The roof then collapsed as he raced downstairs, Xie said. After sheltering in a corner for 20 minutes, he emerged to find the neighborhood transformed into a wasteland. “It was like the end of the world,” he said.

Jiangsu is a coastal province north of Shanghai. Yancheng is an ancient city with more than 8 million people.

The Jiangsu provincial fire and rescue service provided no word on casualties. It said on its microblog that the storm was accompanied by hail. Crews were dispatched to evacuate workers and secure chemicals and other potentially dangerous items at a sprawling solar panel factory in a Yancheng suburb, it said. No chemical leaks been reported, CCTV said.

Photos showed a wrecked three-story school with large trees strewn on its playing field. Its windows had been blown out and its roof and upper floor torn off, along with those of numerous other buildings.

Bodies were shown lying in the open or buried in rubble.

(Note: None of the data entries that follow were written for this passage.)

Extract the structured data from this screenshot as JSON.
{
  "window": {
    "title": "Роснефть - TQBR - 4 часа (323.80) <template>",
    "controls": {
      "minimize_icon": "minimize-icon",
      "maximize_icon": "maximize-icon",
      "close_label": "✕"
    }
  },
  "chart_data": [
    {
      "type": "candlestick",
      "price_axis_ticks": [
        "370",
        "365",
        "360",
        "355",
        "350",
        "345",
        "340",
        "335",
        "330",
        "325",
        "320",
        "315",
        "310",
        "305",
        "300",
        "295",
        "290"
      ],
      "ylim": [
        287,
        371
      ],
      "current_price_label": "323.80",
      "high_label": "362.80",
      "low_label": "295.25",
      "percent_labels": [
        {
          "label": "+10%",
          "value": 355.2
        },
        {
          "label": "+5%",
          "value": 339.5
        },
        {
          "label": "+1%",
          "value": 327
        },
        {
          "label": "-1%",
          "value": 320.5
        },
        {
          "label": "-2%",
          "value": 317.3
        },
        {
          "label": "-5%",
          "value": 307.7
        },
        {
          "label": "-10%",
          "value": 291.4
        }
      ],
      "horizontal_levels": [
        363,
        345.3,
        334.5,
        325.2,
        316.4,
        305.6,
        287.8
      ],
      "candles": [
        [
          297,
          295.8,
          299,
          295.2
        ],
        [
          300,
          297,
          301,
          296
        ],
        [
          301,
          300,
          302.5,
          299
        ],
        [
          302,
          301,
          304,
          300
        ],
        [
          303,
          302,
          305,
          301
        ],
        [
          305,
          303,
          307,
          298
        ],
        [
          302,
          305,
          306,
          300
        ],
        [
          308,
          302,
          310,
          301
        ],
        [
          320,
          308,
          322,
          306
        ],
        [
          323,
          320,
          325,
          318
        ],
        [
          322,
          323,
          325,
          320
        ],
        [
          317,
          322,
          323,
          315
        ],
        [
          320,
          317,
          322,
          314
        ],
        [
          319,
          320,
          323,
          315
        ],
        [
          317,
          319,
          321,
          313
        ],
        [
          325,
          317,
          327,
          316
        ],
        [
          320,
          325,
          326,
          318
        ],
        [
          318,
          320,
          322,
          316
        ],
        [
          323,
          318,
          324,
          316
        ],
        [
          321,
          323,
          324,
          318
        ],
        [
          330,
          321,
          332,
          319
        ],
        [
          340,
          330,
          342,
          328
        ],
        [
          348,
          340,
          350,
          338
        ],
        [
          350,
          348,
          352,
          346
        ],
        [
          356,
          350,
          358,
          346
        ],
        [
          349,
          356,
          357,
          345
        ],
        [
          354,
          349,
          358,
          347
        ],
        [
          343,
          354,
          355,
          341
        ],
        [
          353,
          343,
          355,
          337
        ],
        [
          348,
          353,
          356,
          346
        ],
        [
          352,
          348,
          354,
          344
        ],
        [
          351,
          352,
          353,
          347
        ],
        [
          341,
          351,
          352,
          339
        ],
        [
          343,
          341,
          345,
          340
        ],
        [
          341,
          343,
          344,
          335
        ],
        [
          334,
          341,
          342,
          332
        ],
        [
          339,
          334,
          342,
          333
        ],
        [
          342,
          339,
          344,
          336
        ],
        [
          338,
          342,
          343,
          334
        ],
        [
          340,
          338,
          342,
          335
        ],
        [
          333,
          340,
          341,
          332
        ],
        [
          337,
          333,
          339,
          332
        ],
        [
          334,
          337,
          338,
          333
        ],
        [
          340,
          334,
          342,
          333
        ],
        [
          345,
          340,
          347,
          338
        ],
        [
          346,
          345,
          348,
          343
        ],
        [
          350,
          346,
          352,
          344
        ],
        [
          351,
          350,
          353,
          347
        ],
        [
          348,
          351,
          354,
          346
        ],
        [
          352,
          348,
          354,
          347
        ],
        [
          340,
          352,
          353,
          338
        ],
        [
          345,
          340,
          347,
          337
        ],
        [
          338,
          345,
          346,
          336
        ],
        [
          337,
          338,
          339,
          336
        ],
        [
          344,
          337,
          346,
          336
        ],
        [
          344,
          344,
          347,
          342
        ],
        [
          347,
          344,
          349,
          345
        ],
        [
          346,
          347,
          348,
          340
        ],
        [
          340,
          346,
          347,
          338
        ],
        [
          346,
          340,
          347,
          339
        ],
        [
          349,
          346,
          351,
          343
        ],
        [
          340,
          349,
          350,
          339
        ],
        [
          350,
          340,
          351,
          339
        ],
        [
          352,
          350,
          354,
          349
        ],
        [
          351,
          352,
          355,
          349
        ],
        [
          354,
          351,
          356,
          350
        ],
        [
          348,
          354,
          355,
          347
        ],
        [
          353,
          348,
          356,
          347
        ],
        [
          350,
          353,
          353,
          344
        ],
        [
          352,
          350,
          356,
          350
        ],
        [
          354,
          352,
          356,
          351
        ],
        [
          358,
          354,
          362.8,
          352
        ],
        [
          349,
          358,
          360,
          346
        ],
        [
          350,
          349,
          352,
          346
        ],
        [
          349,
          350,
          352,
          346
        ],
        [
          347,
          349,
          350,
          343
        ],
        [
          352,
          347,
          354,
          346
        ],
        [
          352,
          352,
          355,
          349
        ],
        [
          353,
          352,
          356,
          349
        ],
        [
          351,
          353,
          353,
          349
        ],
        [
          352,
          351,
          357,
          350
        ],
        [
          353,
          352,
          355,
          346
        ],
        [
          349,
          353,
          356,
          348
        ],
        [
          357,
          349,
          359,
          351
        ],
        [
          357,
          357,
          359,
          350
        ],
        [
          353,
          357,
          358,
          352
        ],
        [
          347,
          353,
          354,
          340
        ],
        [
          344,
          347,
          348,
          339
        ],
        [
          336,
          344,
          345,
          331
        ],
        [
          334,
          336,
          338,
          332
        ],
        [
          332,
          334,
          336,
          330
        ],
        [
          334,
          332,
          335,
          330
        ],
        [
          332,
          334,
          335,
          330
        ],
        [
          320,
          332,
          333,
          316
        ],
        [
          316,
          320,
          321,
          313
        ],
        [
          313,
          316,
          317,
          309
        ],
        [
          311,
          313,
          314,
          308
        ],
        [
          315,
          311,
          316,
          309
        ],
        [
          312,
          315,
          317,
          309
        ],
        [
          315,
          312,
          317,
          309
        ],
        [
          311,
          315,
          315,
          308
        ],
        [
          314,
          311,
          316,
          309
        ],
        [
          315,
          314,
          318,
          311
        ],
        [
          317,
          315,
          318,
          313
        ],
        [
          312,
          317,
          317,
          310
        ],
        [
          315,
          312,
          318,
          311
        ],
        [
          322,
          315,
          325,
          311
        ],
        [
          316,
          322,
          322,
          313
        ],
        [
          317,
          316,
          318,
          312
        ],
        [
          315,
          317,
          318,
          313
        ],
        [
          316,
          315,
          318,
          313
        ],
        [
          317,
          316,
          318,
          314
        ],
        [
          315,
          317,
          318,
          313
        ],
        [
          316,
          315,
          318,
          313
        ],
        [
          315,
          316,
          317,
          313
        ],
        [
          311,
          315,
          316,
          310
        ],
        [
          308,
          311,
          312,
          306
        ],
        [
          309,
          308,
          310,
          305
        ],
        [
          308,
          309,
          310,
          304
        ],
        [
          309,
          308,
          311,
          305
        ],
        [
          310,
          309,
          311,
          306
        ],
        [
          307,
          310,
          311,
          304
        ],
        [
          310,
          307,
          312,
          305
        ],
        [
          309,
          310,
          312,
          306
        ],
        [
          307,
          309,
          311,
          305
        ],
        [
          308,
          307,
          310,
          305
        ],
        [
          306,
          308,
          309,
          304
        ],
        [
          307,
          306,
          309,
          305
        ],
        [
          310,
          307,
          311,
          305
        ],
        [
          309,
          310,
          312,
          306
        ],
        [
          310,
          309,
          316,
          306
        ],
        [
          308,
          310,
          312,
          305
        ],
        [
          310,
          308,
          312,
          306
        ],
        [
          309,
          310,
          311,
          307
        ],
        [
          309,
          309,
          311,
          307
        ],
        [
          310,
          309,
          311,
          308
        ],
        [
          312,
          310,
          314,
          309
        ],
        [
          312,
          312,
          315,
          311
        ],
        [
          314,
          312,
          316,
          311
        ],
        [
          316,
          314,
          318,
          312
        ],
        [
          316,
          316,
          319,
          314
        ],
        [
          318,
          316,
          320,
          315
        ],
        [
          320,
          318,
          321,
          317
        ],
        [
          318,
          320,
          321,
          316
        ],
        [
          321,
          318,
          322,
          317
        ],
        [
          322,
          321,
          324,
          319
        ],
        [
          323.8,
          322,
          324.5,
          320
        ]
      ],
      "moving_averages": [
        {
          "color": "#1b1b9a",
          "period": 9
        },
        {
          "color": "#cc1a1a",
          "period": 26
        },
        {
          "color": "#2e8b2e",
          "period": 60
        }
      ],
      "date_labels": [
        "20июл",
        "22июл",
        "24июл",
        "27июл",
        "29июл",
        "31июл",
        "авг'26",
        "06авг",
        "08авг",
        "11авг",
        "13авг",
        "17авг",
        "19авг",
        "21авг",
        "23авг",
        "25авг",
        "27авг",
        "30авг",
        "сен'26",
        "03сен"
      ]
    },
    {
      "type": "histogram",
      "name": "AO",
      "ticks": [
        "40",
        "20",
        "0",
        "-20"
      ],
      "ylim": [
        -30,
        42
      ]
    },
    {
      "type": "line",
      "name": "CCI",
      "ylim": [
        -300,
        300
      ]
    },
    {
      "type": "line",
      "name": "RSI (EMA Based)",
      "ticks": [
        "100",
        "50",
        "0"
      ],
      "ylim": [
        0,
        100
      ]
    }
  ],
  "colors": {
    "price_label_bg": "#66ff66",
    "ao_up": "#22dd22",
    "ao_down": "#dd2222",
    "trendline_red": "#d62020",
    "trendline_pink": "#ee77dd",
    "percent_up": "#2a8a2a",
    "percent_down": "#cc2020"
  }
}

At least one hog farm was hit, its livestock covered in bricks and roofing material.

The reports said the tornado struck at about 2:30 p.m. and hit Funing and Sheyang counties on the city’s outskirts the hardest, with winds of up to 125 kph (78 mph).

Tornados occasionally strike southern China during the summer, but rarely with the scale of death and damage caused by the one on Thursday.

This year, southern and eastern China have experienced weeks of torrential rain and storms that have caused widespread flooding and dozens of casualties.

The southern part of the country is hit every year during the May-July monsoon season, but this rainy season has been particularly wet. Water levels in some major rivers have exceeded those of 1998, when China was hit by disastrous floods that affected 180 million people, according to state media reports.